POSTED ON August 6  - POSTED IN L'Amaca
Fa simpatia il nuovo sindaco di Parma, il pallido Pizzarotti, che per raccomandarsi a qualche santo dei dintorni si insedia citando Guareschi. La citazione è un po’ goffa, ma congrua: “nel suo mondo alcune figure si scontrano, ma poi arrivano al bene dei cittadini”. Voleva dire che Peppone e don Camillo litigano su tutto, ma sulle grandi scelte, quelle che mettono in gioco la dignità e l’identità dell’intera comunità, si ritrovano alleati. È una versione nobile (e letteraria) di quello che oggi si chiama “consociativismo”. Fa specie, la citazione, in bocca al primo sindaco importante di un movimento che ha fatto sfracelli maledicendo i compromessi, minacciando sfracelli, rifiutando qualunque tipo di alleanza o apparentamento. Così, del resto, è il potere: se si è stupidi rende più arroganti, se si è intelligenti rende più umili, perché se ne percepisce il peso. Quando ero giovane giudicavo malissimo il rivoltoso che entrando a Palazzo abbassava la cresta, cambiava tono e atteggiamento. Pensavo al tradimento. Con gli anni, si arriva a capire che è fisiologico debuttare da rivoluzionari e governare da riformatori. Pizzarotti merita tutti i nostri auguri. Anche perché governa una città difficile e poco affidabile: prima di lui i parmigiani avevano eletto la maggioranza più incapace e corrotta del pianeta. Non so se lo meritano, Pizzarotti. 

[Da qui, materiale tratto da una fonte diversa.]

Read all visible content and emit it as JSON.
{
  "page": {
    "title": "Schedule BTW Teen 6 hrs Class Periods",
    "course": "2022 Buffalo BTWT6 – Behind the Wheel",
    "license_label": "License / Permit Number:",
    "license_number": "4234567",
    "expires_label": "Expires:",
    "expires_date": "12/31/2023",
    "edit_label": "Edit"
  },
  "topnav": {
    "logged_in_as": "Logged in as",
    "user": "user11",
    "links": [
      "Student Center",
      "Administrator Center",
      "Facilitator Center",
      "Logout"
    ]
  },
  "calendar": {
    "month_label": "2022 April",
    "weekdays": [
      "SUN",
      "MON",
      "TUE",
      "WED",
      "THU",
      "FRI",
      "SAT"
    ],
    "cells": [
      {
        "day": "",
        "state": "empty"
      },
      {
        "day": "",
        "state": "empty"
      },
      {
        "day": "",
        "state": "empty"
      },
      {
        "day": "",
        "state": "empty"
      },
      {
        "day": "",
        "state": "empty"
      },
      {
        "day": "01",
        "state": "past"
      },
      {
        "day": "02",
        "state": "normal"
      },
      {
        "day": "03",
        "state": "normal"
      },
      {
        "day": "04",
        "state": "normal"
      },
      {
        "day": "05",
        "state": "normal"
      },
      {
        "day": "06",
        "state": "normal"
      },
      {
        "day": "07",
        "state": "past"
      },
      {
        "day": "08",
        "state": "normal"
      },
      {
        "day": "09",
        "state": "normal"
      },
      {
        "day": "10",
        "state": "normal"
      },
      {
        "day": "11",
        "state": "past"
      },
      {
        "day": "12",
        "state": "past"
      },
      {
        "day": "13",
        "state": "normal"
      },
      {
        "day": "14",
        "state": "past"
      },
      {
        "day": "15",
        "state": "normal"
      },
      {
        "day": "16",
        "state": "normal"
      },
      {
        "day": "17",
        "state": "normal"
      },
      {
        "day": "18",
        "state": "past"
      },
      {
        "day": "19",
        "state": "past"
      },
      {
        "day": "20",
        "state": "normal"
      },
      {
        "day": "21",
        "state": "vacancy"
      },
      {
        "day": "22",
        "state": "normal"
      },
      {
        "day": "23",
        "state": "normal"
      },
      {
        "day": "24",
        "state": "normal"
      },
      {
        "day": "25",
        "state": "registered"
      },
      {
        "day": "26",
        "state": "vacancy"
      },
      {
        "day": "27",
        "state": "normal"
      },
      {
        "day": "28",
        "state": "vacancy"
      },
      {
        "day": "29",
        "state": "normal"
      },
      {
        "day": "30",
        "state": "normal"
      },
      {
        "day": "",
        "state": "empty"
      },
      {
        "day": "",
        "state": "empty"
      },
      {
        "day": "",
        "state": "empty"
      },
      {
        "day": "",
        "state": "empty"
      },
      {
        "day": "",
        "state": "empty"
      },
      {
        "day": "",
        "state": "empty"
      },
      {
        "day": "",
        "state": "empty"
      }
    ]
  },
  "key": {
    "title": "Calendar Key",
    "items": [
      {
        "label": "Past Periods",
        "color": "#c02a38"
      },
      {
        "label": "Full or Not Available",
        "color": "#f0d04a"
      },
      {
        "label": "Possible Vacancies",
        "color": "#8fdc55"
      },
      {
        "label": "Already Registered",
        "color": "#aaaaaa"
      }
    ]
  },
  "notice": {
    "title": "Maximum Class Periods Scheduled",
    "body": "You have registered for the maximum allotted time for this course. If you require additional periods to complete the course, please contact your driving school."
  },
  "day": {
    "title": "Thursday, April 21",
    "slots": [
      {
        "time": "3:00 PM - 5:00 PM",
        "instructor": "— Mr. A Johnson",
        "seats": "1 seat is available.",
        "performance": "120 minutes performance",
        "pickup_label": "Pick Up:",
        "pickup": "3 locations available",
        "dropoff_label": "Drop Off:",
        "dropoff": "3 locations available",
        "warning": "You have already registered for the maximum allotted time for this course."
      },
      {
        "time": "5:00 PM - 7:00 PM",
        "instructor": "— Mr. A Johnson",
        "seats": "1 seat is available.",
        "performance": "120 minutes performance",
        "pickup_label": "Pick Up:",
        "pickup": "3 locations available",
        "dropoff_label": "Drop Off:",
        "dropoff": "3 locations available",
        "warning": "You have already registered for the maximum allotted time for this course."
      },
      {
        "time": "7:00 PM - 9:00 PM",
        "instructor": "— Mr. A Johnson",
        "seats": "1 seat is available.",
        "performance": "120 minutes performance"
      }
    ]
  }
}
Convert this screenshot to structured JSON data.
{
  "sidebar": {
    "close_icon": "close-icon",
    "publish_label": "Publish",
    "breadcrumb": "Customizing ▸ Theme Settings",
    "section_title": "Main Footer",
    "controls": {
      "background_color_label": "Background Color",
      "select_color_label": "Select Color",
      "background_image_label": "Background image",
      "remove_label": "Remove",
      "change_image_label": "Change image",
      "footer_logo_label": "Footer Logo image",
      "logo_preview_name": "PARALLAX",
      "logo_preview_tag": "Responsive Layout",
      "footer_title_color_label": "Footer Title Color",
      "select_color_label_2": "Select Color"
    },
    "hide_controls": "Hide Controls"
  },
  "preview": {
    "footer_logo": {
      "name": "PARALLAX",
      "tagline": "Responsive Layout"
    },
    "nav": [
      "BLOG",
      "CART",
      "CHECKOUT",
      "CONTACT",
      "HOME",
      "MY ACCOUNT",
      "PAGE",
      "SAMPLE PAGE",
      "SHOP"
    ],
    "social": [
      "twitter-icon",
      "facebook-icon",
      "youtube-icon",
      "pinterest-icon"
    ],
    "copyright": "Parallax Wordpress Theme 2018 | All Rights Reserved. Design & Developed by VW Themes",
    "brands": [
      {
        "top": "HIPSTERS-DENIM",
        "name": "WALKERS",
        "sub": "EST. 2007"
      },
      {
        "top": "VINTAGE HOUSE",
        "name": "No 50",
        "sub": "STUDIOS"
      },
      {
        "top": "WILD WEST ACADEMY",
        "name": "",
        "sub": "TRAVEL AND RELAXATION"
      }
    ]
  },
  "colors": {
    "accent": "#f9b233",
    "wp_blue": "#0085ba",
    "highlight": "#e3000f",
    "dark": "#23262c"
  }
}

LA REPUBBLICA del 4 luglio 2012 

POSTED ON August 6  - POSTED IN L'Amaca
Un senatore che si chiama Bodega è stato molto sbertucciato sul web perché ha sbagliato un congiuntivo parlando a Palazzo Madama. Non si vede dove stia la notizia: questa legislatura è ricca di onorevoli (specie leghisti e dipietristi) che hanno problemi già con l’indicativo, non si può pretendere che padroneggino addirittura il congiuntivo. Piuttosto, si è avuto modo di sapere, a margine del discorso di Bodega, che costui, eletto nella Lega, oggi fa parte di un raggruppamento politico che si chiama, ve lo giuro, Siamo Gente Comune. (Il solo precedente politico noto è “Semo gente de borgata” dei Vianella). Immagino che questa gioiosa rivendicazione di ordinarietà, nelle intenzioni del Bodega e dei suoi compagni di strada, giustifichi e anzi rivendichi un parlato molto spiccio: è gente che lavora, non ha mica tempo da perdere con quel tipico espediente da radicalchic che è il congiuntivo. Il problema è che la gente comune, proprio perché sa quanto sia faticoso e importante esprimersi bene, si è via via affidata, nei secoli, a tribuni dall’oratoria trascinante, leader di alto profilo intellettuale, oratori in grado di affrontare alla pari i rappresentanti delle classi privilegiate. In sintesi: perché la gente comune, con tutti gli svantaggi che ha, dovrebbe anche farsi rappresentare in Parlamento dal senatore Bodega? 

LA REPUBBLICA del 26 maggio 2012 

POSTED ON August 6  - POSTED IN L'Amaca
Il capitalismo ha molti difetti, ma tra i suoi pregi annovera l´etica del rischio individuale. Non si capisce, dunque, con chi ce l´hanno i risparmiatori che hanno strapagato le azioni di Facebook e ora vogliono rivalersi in tribunale dopo il tracollo delle medesime. Si dice "giocare in Borsa", significa – appunto – che si può vincere ma si può anche perdere. Se qualcuno (brocker o altri) ha sopravvalutato il valore di Facebook, qualcun altro ha deciso di fidarsi dei suoi consigli e ha perso la scommessa. Se la prenda con se stesso. Gli investitori spennati che vanno dall´avvocato mi ricordano i fumatori ammalati che fanno causa ai produttori di sigarette. Prima di smettere ho fumato per quarant´anni, sapevo benissimo che i miei polmoni non se ne sarebbero avvantaggiati, considererei vile e stupido dare la colpa al tabacco: la colpa, se mi ammalo di cancro ai polmoni, è solo mia. Colpisce constatare, dopo un paio di secoli di cultura capitalista e di culto dell´individualismo, che la pratica della responsabilità personale è ancora così poco diffusa, e dare la colpa ad altri (allo Stato, alle banche, alla Borsa, al sistema) è un vizio spalmato ovunque, tra le piagnucolanti clientele dello Stato assistenziale così come tra gli intrepidi (apparentemente) investitori americani.